I joined the JST voyage for another very personal reason, recently I have passed the point at which I am now using a wheelchair longer than I had been walking. I was 16 when I had my accident, now I am 32 and enough months to mean I’ve rolled around on this planet for longer than I had walked on it. There have been different points since my accident where I have realised like a puppy, it’s not just for Christmas it’s for life. This has been one of those points. I had hoped that a voyage on the JST would help to prove to myself that there’s still life in the old dog yet! That was in my mind as I sat on the first platform midway through my assisted climb on Lord Nelson’s main mast. I sat there chatting with Nick and DD, two members of the permanent crew, and enjoying the beautiful views of La Gomera and Lanzarote in the distance and realised that I have probably achieved and done more in those sixteen “disabled” years than I ever would have had I not had my accident and that I have many many more adventures yet to come.

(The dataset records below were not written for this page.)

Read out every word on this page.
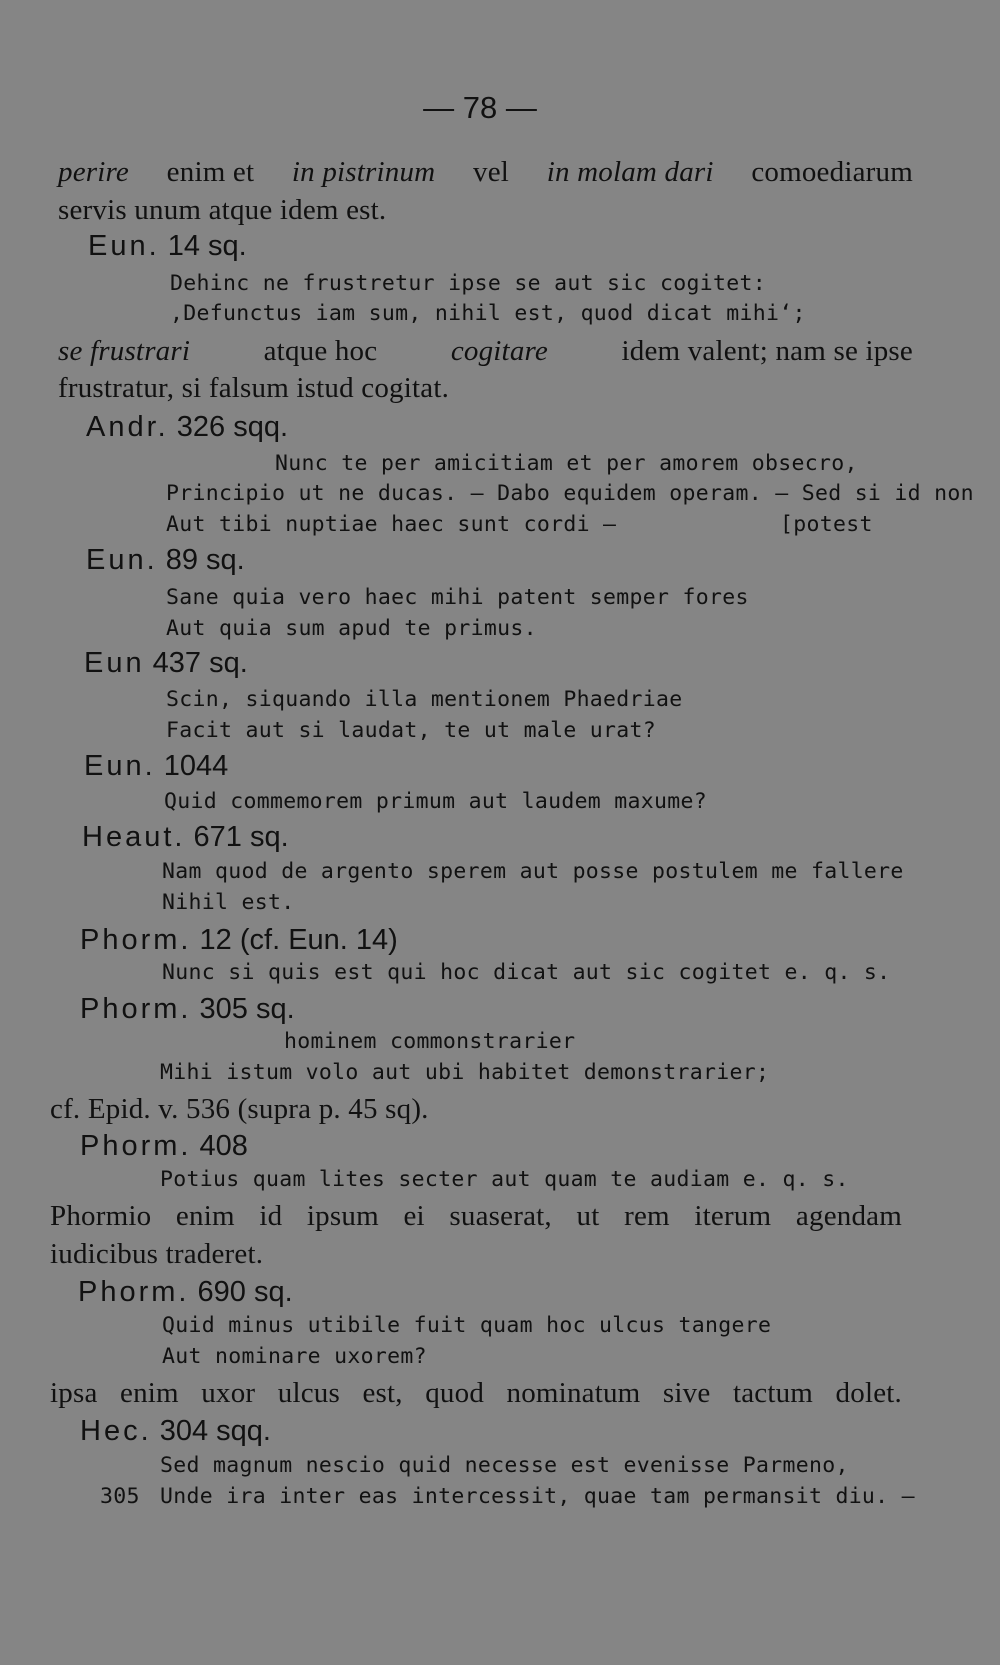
— 78 —
perire enim et in pistrinum vel in molam dari comoediarum
servis unum atque idem est.
Eun. 14 sq.
Dehinc ne frustretur ipse se aut sic cogitet:
‚Defunctus iam sum, nihil est, quod dicat mihi‘;
se frustrari	atque hoc	cogitare	idem valent; nam se ipse
frustratur, si falsum istud cogitat.
Andr. 326 sqq.
Nunc te per amicitiam et per amorem obsecro,
Principio ut ne ducas. — Dabo equidem operam. — Sed si id non
Aut tibi nuptiae haec sunt cordi —	[potest
Eun. 89 sq.
Sane quia vero haec mihi patent semper fores
Aut quia sum apud te primus.
Eun 437 sq.
Scin, siquando illa mentionem Phaedriae
Facit aut si laudat, te ut male urat?
Eun. 1044
Quid commemorem primum aut laudem maxume?
Heaut. 671 sq.
Nam quod de argento sperem aut posse postulem me fallere
Nihil est.
Phorm. 12 (cf. Eun. 14)
Nunc si quis est qui hoc dicat aut sic cogitet e. q. s.
Phorm. 305 sq.
hominem commonstrarier
Mihi istum volo aut ubi habitet demonstrarier;
cf. Epid. v. 536 (supra p. 45 sq).
Phorm. 408
Potius quam lites secter aut quam te audiam e. q. s.
Phormio enim id ipsum ei suaserat, ut rem iterum agendam
iudicibus traderet.
Phorm. 690 sq.
Quid minus utibile fuit quam hoc ulcus tangere
Aut nominare uxorem?
ipsa enim uxor ulcus est, quod nominatum sive tactum dolet.
Hec. 304 sqq.
Sed magnum nescio quid necesse est evenisse Parmeno,
305 Unde ira inter eas intercessit, quae tam permansit diu. —
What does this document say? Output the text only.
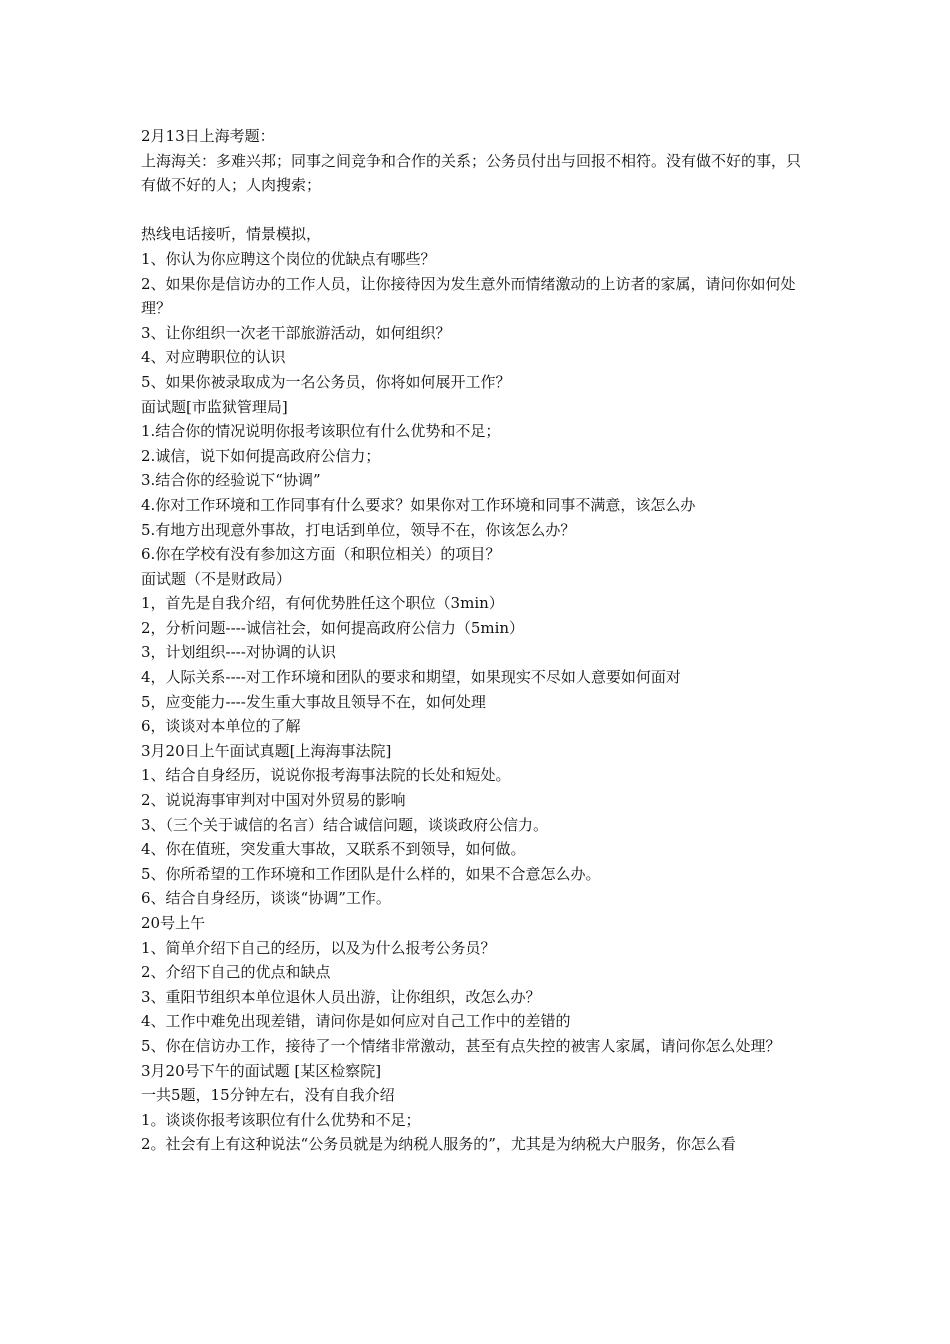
2月13日上海考题：
上海海关：多难兴邦；同事之间竞争和合作的关系；公务员付出与回报不相符。没有做不好的事，只有做不好的人；人肉搜索；
热线电话接听，情景模拟，
1、你认为你应聘这个岗位的优缺点有哪些？
2、如果你是信访办的工作人员，让你接待因为发生意外而情绪激动的上访者的家属，请问你如何处理？
3、让你组织一次老干部旅游活动，如何组织？
4、对应聘职位的认识
5、如果你被录取成为一名公务员，你将如何展开工作？
面试题[市监狱管理局]
1.结合你的情况说明你报考该职位有什么优势和不足；
2.诚信，说下如何提高政府公信力；
3.结合你的经验说下“协调”
4.你对工作环境和工作同事有什么要求？如果你对工作环境和同事不满意，该怎么办
5.有地方出现意外事故，打电话到单位，领导不在，你该怎么办？
6.你在学校有没有参加这方面（和职位相关）的项目？
面试题（不是财政局）
1，首先是自我介绍，有何优势胜任这个职位（3min）
2，分析问题----诚信社会，如何提高政府公信力（5min）
3，计划组织----对协调的认识
4，人际关系----对工作环境和团队的要求和期望，如果现实不尽如人意要如何面对
5，应变能力----发生重大事故且领导不在，如何处理
6，谈谈对本单位的了解
3月20日上午面试真题[上海海事法院]
1、结合自身经历，说说你报考海事法院的长处和短处。
2、说说海事审判对中国对外贸易的影响
3、（三个关于诚信的名言）结合诚信问题，谈谈政府公信力。
4、你在值班，突发重大事故，又联系不到领导，如何做。
5、你所希望的工作环境和工作团队是什么样的，如果不合意怎么办。
6、结合自身经历，谈谈“协调”工作。
20号上午
1、简单介绍下自己的经历，以及为什么报考公务员？
2、介绍下自己的优点和缺点
3、重阳节组织本单位退休人员出游，让你组织，改怎么办？
4、工作中难免出现差错，请问你是如何应对自己工作中的差错的
5、你在信访办工作，接待了一个情绪非常激动，甚至有点失控的被害人家属，请问你怎么处理？
3月20号下午的面试题 [某区检察院]
一共5题，15分钟左右，没有自我介绍
1。谈谈你报考该职位有什么优势和不足；
2。社会有上有这种说法“公务员就是为纳税人服务的”，尤其是为纳税大户服务，你怎么看
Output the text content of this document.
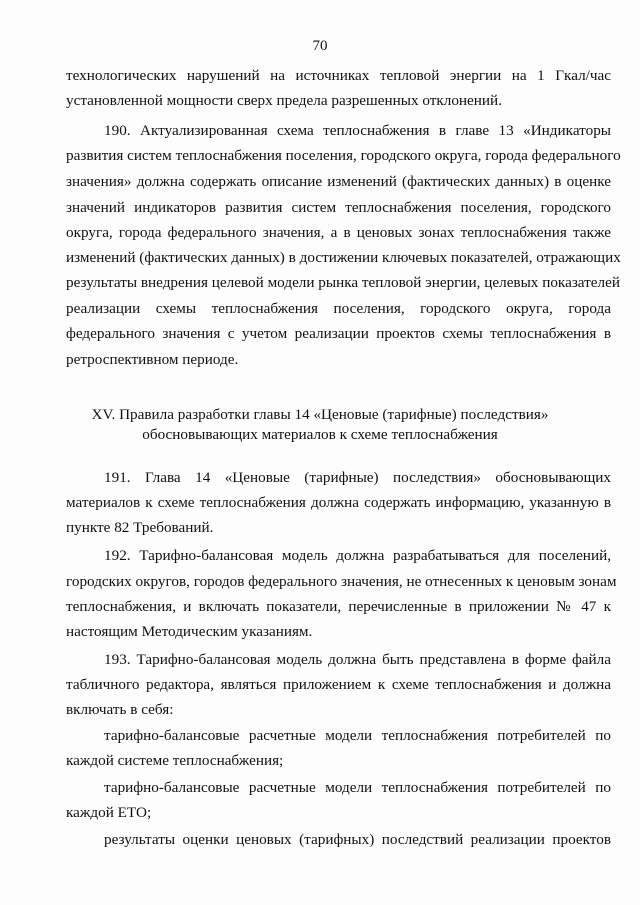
70
технологических нарушений на источниках тепловой энергии на 1 Гкал/час
установленной мощности сверх предела разрешенных отклонений.
190. Актуализированная схема теплоснабжения в главе 13 «Индикаторы
развития систем теплоснабжения поселения, городского округа, города федерального
значения» должна содержать описание изменений (фактических данных) в оценке
значений индикаторов развития систем теплоснабжения поселения, городского
округа, города федерального значения, а в ценовых зонах теплоснабжения также
изменений (фактических данных) в достижении ключевых показателей, отражающих
результаты внедрения целевой модели рынка тепловой энергии, целевых показателей
реализации схемы теплоснабжения поселения, городского округа, города
федерального значения с учетом реализации проектов схемы теплоснабжения в
ретроспективном периоде.
XV. Правила разработки главы 14 «Ценовые (тарифные) последствия»
обосновывающих материалов к схеме теплоснабжения
191. Глава 14 «Ценовые (тарифные) последствия» обосновывающих
материалов к схеме теплоснабжения должна содержать информацию, указанную в
пункте 82 Требований.
192. Тарифно-балансовая модель должна разрабатываться для поселений,
городских округов, городов федерального значения, не отнесенных к ценовым зонам
теплоснабжения, и включать показатели, перечисленные в приложении № 47 к
настоящим Методическим указаниям.
193. Тарифно-балансовая модель должна быть представлена в форме файла
табличного редактора, являться приложением к схеме теплоснабжения и должна
включать в себя:
тарифно-балансовые расчетные модели теплоснабжения потребителей по
каждой системе теплоснабжения;
тарифно-балансовые расчетные модели теплоснабжения потребителей по
каждой ЕТО;
результаты оценки ценовых (тарифных) последствий реализации проектов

Having returned home everyone asks “how was the holiday?”, my response is always the same “it wasn’t a holiday… it was an adventure”. On Lord Nelson we worked hard and we played hard. We had holiday experiences too. We stopped over on islands, ate great food, enjoyed the sun, did bus tours, Anna swam too, and I went up the mast. We slept like babies throughout. It was definitely one to tick off The Bucket List but it was still an experience that I would be interested in repeating.
I must express my deepest appreciation to Spinal Injuries Ireland and Sail Training Ireland. Without that email that kicked me into action and, more importantly, without their financial support of a bursary for me and Anna to join a voyage I never would have had an unforgettable experience!